San Benedetto dedica ben sette capitoli consecutivi, che vanno dal trentacinquesimo al quarantunesimo, alla trattazione dell’alimentazione dei suoi monaci. Il costume dietetico dei monaci (numero, qualità e quantità e orario dei pasti per giorno) è chiaramente indicato nella sua Regola, perché in essa l’alimentazione sobria e regolare fu considerata la struttura più valida per esercitare la mortificazione fisica e spirituale, in quanto evocava e realizzava già sulla terra, in quantum fieri potest, la Gerusalemme celeste nella quale non ci sarebbe stato bisogno di nutrirsi.

Inoltre, su un piano strettamente ideologico e pragmatico, la scelta dell’uomo di Chiesa e in particolare del monaco significava già di per sé il rifiuto del mondo e dei suoi piaceri, sicché i modelli alimentari vennero plasmati sulla rinuncia totale alle logiche del potere, sull’archetipo della povertà e frugalità contadina dell’Alto Medioevo. Sul piano della mensa questa lezione di volontaria rinuncia si tradusse quindi nel rifiuto della carne e delle spezie e dei conviti costituiti da molteplici portate, usuali nei ceti signorili; si attuò invece nella scelta della parca temperanza contadina, basata essenzialmente sui prodotti vegetali.

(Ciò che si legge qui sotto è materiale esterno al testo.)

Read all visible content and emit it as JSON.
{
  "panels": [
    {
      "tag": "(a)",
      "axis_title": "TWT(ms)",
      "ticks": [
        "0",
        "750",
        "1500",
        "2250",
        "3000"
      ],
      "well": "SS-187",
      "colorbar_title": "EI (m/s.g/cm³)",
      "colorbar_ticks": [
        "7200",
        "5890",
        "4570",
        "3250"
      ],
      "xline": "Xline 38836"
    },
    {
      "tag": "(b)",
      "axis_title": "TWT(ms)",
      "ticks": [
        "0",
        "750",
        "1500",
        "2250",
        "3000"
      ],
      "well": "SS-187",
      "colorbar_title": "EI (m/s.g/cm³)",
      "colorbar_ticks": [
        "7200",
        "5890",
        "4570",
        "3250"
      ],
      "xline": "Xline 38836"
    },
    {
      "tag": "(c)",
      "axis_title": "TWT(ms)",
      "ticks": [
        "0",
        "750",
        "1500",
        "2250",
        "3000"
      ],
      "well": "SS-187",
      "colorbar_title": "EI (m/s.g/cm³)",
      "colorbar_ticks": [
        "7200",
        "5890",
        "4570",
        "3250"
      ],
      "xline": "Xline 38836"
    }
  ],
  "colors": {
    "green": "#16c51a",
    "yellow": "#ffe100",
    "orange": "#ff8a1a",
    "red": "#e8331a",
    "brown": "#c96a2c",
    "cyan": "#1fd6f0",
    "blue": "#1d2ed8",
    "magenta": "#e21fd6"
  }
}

La presunta continua condizione di fame e la scarsità della carne nel vitto dei rustici (che nei primi secoli del medioevo furono più un’ossessione che una realtà) vennero sublimate nell’adozione quasi totalizzante del consumo dei legumi e nelle pratiche ascetiche di astinenza e di digiuno, sebbene tale digiuno, eccetto quello quaresimale molto più stretto benché non totale, consistesse in realtà in un unico pasto giornaliero, anche se ritardato all’ora nona o a quella del vespro per accentuare la mortificazione.